Le Sud marocain, et ses ressources minières, est sous la coupe du duo franco-espagnol. Au nord, l’Espagne occupe toujours Sebta et Melilia. A l’Est, le Maroc doit encore attendre la conclusion des hostilités entre la France et le FLN. En attendant la fin de la guerre d’Algérie, le royaume dirigé par le roi Hassan II entame les discussions avec le Gouvernement provisoire de la République algérienne (GPRA) sur le tracé des frontières.

Un accord secret est scellé en juillet 1961. Le Maroc déclare soutenir les revendications des nationalistes algériens sur le Sahara (algérien) tandis que le GPRA acceptait que tout accord scellé en vue d’une indépendance algérienne n’affecterait pas l’intégrité territoriale marocaine.

Guerre fratricide

Le Maroc finit par rapidement déchanter. En 1962, les accords d’Evian sont concrétisés et le royaume, qui s’attendait à prendre part aux discussions franco-algériennes, n’y est pas convié. Les accords franco-algériens maintiennent une Algérie bien française territorialement, démographiquement et stratégiquement.

Les “martyrs” du FLN ne veulent plus céder une once du territoire pour lequel ils ont versé leur sang. Le Maroc se sent trahi

Comme pour signifier une interdiction d’entrer au Maroc, des troupes françaises sont stationnées dans l’Ouest algérien. Dans le même temps, une clause secrète de l’accord d’Evian permet à la France de maintenir une présence militaire dans le Sahara algérien où elle effectue ses premiers essais nucléaires. En Algérie, le président Ferhat Abbas, signataire de l’accord secret avec le Maroc, est évincé du pouvoir par Ahmed Ben Bella et l’armée de libération algérienne.

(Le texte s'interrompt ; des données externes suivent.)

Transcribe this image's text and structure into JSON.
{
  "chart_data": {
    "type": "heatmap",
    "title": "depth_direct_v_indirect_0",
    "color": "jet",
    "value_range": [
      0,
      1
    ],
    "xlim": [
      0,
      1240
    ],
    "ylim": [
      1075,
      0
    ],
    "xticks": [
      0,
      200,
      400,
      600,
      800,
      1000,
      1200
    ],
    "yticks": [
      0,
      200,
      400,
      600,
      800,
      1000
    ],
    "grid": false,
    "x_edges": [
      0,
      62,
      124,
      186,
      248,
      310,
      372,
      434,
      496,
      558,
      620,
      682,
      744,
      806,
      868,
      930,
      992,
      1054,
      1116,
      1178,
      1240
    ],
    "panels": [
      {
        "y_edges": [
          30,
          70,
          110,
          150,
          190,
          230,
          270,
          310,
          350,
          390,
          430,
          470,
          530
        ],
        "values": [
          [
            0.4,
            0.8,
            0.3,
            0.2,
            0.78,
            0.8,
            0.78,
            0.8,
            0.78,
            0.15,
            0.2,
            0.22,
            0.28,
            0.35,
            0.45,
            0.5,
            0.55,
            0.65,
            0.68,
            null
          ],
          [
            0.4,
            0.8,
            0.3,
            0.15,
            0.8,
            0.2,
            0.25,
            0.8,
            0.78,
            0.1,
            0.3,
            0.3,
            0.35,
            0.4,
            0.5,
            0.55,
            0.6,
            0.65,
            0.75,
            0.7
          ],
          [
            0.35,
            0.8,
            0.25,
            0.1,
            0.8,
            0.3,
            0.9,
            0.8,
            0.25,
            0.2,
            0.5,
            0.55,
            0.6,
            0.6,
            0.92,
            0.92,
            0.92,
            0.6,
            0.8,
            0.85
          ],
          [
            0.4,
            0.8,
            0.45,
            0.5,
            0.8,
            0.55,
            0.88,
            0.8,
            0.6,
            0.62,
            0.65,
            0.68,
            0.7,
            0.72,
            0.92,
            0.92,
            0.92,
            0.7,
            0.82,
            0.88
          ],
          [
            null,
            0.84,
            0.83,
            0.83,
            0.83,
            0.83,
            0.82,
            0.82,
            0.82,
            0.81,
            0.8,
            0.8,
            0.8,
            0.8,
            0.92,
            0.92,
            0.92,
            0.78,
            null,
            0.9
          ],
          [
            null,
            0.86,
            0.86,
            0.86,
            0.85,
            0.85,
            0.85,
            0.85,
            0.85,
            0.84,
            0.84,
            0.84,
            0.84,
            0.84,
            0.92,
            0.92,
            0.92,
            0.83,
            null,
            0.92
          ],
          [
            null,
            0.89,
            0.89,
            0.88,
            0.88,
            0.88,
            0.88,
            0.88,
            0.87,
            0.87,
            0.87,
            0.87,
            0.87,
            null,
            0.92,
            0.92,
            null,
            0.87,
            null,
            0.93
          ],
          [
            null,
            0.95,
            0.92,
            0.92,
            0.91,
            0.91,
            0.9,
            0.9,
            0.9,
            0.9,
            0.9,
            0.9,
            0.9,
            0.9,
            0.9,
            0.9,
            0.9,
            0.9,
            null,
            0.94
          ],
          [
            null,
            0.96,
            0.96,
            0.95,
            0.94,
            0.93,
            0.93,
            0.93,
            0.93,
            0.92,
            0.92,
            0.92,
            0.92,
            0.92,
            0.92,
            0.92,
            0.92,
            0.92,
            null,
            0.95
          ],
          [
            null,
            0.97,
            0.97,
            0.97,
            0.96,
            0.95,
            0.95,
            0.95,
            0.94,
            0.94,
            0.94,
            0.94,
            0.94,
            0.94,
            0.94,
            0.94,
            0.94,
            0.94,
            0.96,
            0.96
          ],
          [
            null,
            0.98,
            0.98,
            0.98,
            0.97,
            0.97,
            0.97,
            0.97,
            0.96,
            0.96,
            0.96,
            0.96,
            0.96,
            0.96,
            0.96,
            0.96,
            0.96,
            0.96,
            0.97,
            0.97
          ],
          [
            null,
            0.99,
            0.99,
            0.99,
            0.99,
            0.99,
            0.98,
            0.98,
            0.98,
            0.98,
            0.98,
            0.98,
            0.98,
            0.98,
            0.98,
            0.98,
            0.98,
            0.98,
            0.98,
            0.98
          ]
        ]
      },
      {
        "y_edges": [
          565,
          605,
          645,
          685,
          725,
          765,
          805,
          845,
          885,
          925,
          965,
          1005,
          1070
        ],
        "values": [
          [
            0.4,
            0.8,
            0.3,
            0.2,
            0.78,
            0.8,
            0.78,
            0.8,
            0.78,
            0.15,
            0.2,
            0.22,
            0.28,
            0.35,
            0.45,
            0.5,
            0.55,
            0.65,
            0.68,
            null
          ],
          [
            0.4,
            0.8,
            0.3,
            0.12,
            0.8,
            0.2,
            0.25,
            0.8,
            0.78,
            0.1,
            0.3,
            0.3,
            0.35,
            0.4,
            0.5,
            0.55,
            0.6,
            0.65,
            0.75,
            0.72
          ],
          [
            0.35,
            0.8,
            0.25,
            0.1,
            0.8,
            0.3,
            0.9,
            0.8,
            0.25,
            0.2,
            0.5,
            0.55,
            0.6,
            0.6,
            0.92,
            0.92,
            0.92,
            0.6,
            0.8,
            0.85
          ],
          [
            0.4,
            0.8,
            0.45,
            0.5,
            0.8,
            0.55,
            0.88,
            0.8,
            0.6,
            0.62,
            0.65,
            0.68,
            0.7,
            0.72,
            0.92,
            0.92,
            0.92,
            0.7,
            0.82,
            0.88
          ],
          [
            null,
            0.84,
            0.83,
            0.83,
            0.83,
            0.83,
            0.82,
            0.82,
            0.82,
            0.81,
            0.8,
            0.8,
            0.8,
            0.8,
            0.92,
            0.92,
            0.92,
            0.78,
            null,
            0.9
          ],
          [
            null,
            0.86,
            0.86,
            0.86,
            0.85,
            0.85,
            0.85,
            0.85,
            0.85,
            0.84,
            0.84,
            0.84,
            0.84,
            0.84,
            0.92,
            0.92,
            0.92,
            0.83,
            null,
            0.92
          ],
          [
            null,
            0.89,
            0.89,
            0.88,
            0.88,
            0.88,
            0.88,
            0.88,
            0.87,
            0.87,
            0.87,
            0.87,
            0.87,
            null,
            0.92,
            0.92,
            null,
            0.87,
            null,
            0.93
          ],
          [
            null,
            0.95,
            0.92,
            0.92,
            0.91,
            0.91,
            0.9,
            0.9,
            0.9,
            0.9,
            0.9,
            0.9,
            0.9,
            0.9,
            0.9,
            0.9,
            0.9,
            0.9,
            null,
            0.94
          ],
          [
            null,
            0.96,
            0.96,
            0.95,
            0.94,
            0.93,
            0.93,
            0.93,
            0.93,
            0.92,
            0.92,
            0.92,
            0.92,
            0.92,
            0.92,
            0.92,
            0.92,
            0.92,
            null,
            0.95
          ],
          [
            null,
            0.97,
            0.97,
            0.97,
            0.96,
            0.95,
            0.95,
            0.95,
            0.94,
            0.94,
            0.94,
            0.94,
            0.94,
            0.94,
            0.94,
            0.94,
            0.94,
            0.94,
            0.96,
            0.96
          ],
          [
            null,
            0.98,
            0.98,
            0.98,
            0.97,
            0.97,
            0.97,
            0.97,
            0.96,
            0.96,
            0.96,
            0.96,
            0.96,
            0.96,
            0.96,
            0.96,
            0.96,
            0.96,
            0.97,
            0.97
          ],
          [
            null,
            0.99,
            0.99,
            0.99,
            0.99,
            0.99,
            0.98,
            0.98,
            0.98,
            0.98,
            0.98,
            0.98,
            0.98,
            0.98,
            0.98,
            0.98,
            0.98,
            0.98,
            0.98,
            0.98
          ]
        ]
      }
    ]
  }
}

La position algérienne quant au bon voisinage change du tout au tout. Les “martyrs” du FLN ne veulent plus céder une once du territoire pour lequel ils ont versé leur sang. Le Maroc se sent trahi.

Inimaginable quelques années plus tôt, le conflit entre les deux voisins devient désormais inévitable. A l’automne 1963, le Maroc et l’Algérie sont officiellement en guerre. Le Maroc occupe Tindouf, tandis que les troupes algériennes encerclent Figuig. Début 1964, c’est le statu quo. Un accord de cessez-le-feu est scellé entre les deux pays sous les auspices de l’Organisation de l’unité africaine (OUA).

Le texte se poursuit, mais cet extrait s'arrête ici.